The shortage of registered nurses (RNs) in the U.S. could reach as high as 500,000 by 2025 according to a report released by Dr. Peter Buerhaus and colleagues in March 2008. The report, titled The Future of the Nursing Workforce in the United States: Data, Trends and Implications, found that the demand for RNs is expected to grow by 2% to 3% each year.
In a statement released in March 2008, The Council on Physician and Nurse Supply, an independent group of health care leaders based at the University of Pennsylvania, has determined that 30,000 additional nurses should be graduated annually to meet the nation's healthcare needs, an expansion of 30% over the current number of annual nurse graduates.
According to the latest projections from the U.S. Bureau of Labor Statistics published in the November 2007 Monthly Labor Review, more than one million new and replacement nurses will be needed by 2016. Government analysts project that more than 587,000 new nursing positions will be created through 2016 (a 23.5% increase), making nursing the nation’s top profession in terms of projected job growth. www.bls.gov/opub/mlr/2007/11/art5full.pdf
According to a report released by the American Hospital Association in July 2007, U.S. hospitals need approximately 116,000 RNs to fill vacant positions nationwide. This translates into a national RN vacancy rate of 8.1%. The report, titled The 2007 State of America's Hospitals - Taking the Pulse, also found that 44% of hospital CEOs had more difficulty recruiting RNs in 2006 than in 2005.

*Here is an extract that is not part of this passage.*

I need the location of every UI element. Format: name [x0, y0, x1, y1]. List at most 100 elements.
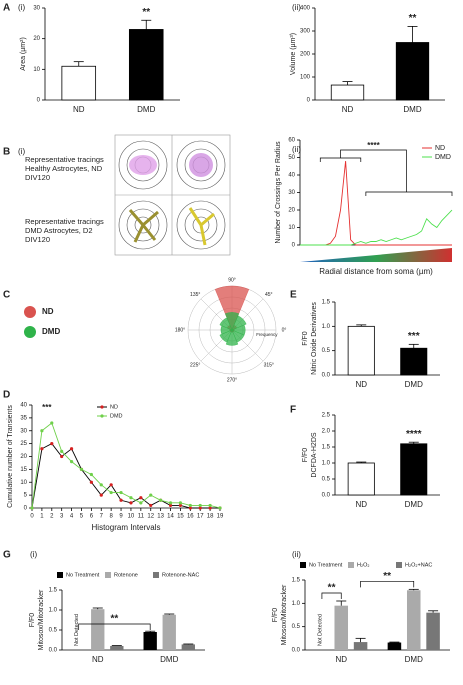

Based on finding from the Nursing Management Aging Workforce Survey released in July 2006 by the Bernard Hodes Group, 55% of surveyed nurses reported their intention to retire between 2011 and 2020. The majority of those surveyed were nurse managers.
In April 2006, officials with the Health Resources and Services Administration (HRSA) released projections that the nation's nursing shortage would grow to more than one million nurses by the year 2020. In the report titled What is Behind HRSA's Projected Supply, Demand, and Shortage of Registered Nurses?, analysts show that all 50 states will experience a shortage of nurses to varying degrees by the year 2015.
According to a report published in November 2004 as a Web exclusive of Health Affairs, Dr. Peter Buerhaus and colleagues found that "despite the increase in employment of nearly 185,000 hospital RNs since 2001, there is no empirical evidence that the nursing shortage has ended. To the contrary, national surveys of RNs and physicians conducted in 2004 found that a clear majority of RNs (82%) and doctors (81%) perceived shortages where they worked."